Si à ce niveau il ne semble pas y avoir de problème, c’est dans la pratique que se présentent les difficultés. Toutes les branches représentant les institutions étrangères réclament un frais administratif aux étudiants. En l’absence d’une réglementation des autorités compétentes, chacun impose ses propres tarifs. Selon les informations obtenues par Le Mauricien, ces frais s’élèvent entre Rs 700 et Rs 1 000 par module. Un étudiant de Undergraduate level doit compléter dix modules en un an.
Quant aux frais de l’université, ils sont payables en devises étrangères. Là encore, certains y ajoutent un excédent, arguant que le surplus sert de “buffer”, au cas où le taux de change évolue au moment du transfert de l’argent.
Malheureusement, la TEC ne s’ingère pas dans les questions administratives de ces institutions. À ce jour, personne n’a porté plainte contre de telles pratiques, nous laisse-t-on entendre. « Chaque année, la TEC met les étudiants en garde contre certaines universités à l’étranger, mais elle devrait aussi s’intéresser aux pratiques des institutions à Maurice », lâche Natacha Murden.
« Brader les diplômes »
Avec le projet du gouvernement de faire de Maurice un knowledge hub, le nombre d’institutions privées a augmenté considérablement. On retrouve ainsi toute une liste d’universités étrangères offrant des cours à distance à travers des agences mauriciennes.
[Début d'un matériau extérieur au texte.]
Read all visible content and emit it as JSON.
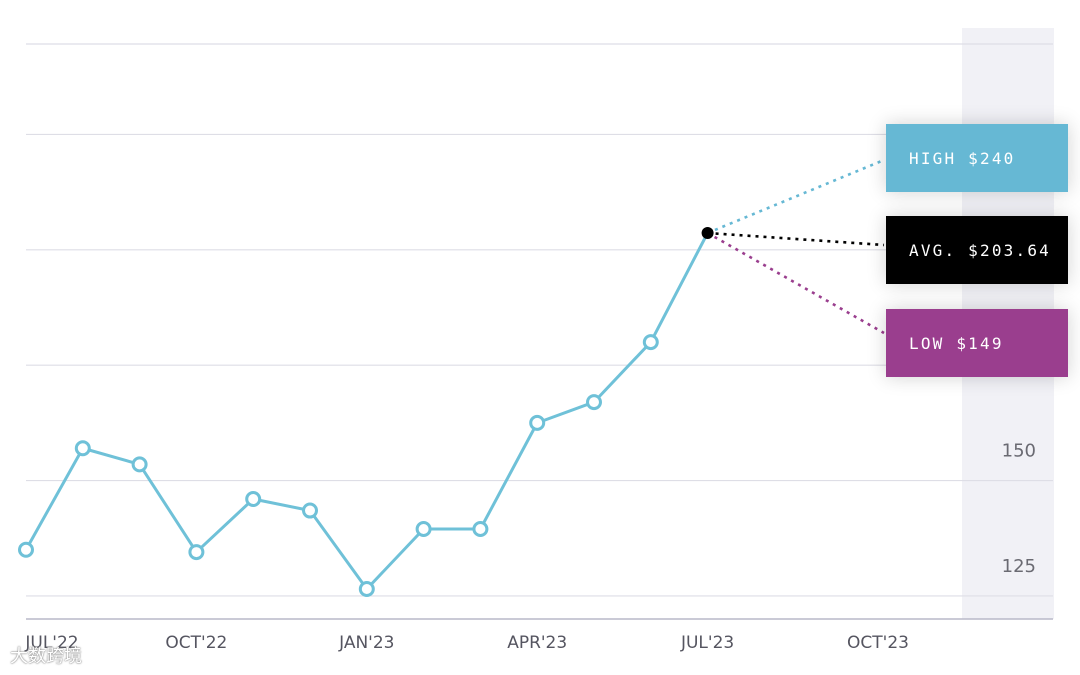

Citons entre autres University of Greenwich, University of Queensland, University of South Africa, University of Coventry, Heriot-Watt University…
Quant aux cours offerts, ils varient du business au banking, en passant par le management, sans oublier les langues et l’informatique. La plupart du temps, ceux optant pour ces cours n’ont pas trouvé une place dans une université renommée, ou ils travaillent déjà et cherchent tout simplement à upgrade leurs connaissances.
Pour ces derniers, les cours à distance offrent le choix d’étudier à son propre rythme. Mais faut-il encore que la qualité soit assurée. Un chargé de cours cite l’exemple d’une célèbre institution indienne qui n’impose pas la littérature anglaise comme prérequis pour un degree en anglais. « Comment la personne obtenant un degré de cette université pourra-t-elle enseigner l’anglais plus tard, si elle n’a pas une connaissance élémentaire de la littérature anglaise ? Il ne faut pas brader les diplômes ! » avance-t-il.
Ajouté à cela, certaines institutions ont fait l’objet de vives contestations de la part des professionnels mauriciens. C’est le cas notamment pour le Mauras College of Dentistry. La branche mauricienne de cette école indienne a donné des cours de dentisterie pendant sept ans avant d’être contrainte de cesser ses opérations.
Pointée du doigt par le Dental Council, l’école avait pourtant un permis d’opération délivré par la TEC. Ce n’est qu’après que le Dental Council a haussé le ton, en septembre de l’année dernière, que la TEC a imposé des mesures plus strictes à l’école.
Depuis cette année, le Mauras College of Dentistry a cessé ses cours à Maurice, en attendant qu’un compromis soit trouvé avec les autorités concernées. Mais qu’en est-il de l’avenir de la soixantaine de jeunes formés à cette école ?
Autant d’exemples qui démontrent qu’un mécanisme de contrôle efficace doit être mis en place pour éviter des abus. Surtout que depuis quelque temps, les institutions ont commencé à recruter des étudiants étrangers (voir hors-texte). Sans un contrôle rigoureux, le pays risque de souffrir d’une mauvaise réputation. Mais pour le moment, le ministère de l’Éducation supérieure, qui vise pourtant à avoir un gradué dans chaque famille, communique peu sur le sujet.